El francotirador presenta a Chris Kyle, el más letal de la historia reciente de Estados Unidos, como un profesional que solo se preocupa de hacer bien su trabajo, que no es matar al enemigo sino proteger a los suyos. Este acercamiento aleja, aparentemente, a Eastwood de cualquier comentario político. En ningún momento vemos o oímos a Kyle cuestionar o siquiera reflexionar acerca de la naturaleza de las acciones de su país en algunos de los conflictos que le llevan de Irak a Afganistán, cosa que a nosotros, europeos moralmente superiores, nos choca realmente. Esto llevará a muchos a ver El francotirador como una película patriotera que no condena las mencionadas guerras al mantenerse al margen de cualquier impugnación a la política exterior estadounidense. Se podría decir también que el hecho de que Eastwood no abra el más mínimo frente al respecto es una forma de decir que no hay nada que criticar: recordemos que no es precisamente el director más progresista del país de las barras y estrellas, y que muestra públicamente su compromiso con el Partido Republicano y el rechazo al Presidente Obama.

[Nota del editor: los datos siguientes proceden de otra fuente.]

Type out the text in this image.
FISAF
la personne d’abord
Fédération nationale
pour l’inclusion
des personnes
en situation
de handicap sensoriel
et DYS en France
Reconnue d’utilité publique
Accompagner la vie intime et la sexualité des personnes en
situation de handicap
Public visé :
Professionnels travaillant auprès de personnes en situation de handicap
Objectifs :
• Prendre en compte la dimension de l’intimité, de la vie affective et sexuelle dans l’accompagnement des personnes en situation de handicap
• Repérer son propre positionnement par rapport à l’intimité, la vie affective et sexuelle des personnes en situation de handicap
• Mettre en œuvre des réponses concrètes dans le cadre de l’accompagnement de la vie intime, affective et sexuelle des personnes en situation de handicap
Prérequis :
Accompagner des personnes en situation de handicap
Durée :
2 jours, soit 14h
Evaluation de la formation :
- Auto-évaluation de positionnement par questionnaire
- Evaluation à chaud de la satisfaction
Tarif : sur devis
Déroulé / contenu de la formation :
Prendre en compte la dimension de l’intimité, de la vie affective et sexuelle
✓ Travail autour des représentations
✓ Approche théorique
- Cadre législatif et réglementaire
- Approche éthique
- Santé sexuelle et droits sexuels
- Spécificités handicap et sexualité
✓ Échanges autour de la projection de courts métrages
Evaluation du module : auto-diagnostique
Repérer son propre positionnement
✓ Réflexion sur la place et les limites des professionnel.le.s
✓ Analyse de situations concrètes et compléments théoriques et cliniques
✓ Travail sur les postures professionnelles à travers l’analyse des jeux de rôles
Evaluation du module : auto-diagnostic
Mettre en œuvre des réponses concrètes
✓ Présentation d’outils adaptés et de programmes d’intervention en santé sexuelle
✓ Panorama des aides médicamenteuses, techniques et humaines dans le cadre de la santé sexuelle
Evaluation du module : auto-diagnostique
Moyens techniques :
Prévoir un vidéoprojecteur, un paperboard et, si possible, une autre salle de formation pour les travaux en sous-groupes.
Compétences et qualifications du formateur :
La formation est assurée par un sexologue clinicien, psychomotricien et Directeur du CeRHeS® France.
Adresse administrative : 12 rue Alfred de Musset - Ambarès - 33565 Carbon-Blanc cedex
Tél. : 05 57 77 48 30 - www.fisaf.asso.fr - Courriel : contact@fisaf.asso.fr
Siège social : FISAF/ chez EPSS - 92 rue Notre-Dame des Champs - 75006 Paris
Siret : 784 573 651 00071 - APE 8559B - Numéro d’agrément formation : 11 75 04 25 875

El francotirador es una película que habla sobre un hombre que hace lo que mejor sabe hacer por el bien de los que considera los suyos, y eso es lo que interesa a Eastwood: ¿cómo se ve a sí mismo este SEAL al que todo el mundo llama leyenda? Como no podía ser menos, el proceso de desmitificación en este caso comienza por el personaje consigo mismo: Kyle no se cree alguien especial más allá de poseer una puntería admirable. Esta mirada hacia su persona contrasta con la imagen de héroe que proyecta sobre el imaginario colectivo y, sobre todo, ante sus compañeros que le agradecen la vida. Seguramente Kyle no era el tipo más listo de la clase, más bien lo contrario, pero para el pueblo norteamericano era el perfecto ejemplo de patriota y mártir: el hombre que lo da todo por su país aun a riesgo de convertirse en un juguete psicológicamente roto. Y aquí radica el quid de El francotirador, en cómo el proceso de construcción del héroe colectivo supone la destrucción y deshumanización del individuo como persona. De ahí que considerar El francotirador como una película patriotera sería posar una mirada bastante amarga sobre el concepto mismo de patriotismo. Lo que está claro es que de lo último que le entran ganas a cualquiera que vea la película es de alistarse al ejército y recorrer guerras absurdas.
La ambigüedad de la que suele hacer gala el cine de Eastwood, propicia que desde un frente u otro la lectura de El francotirador se pueda hacer desde el prisma que mejor venga a nuestras opiniones preconcebidas, y probablemente de ahí venga su monumental éxito en Estados Unidos. Para ello, el director se vale de una narración centrada en secuencias cortas y rápidas donde son más importantes los retazos y momentos particulares que la gran historia que, en realidad, no existe. Así, El francontirador deriva en una aparente banalidad donde se nos narran los hechos de un hombre francamente poco interesante. Ayuda también a aumentar esta sensación la, en apariencia desganada, interpretación de un brillante Bradley Cooper que pasea por el encuadre como un zombie con poco que ganar o perder.
En definitiva, lo que Eastwood consigue con El francotirador es eso tan difícil como no dejar a nadie contento (o dejarlos contentos a todos a la vez) y provocar que se le pueda tachar de ser el tipo más fascista imaginable o del conservador más progresista que nos podamos echar a la cara. Lo que viene siendo gran cine.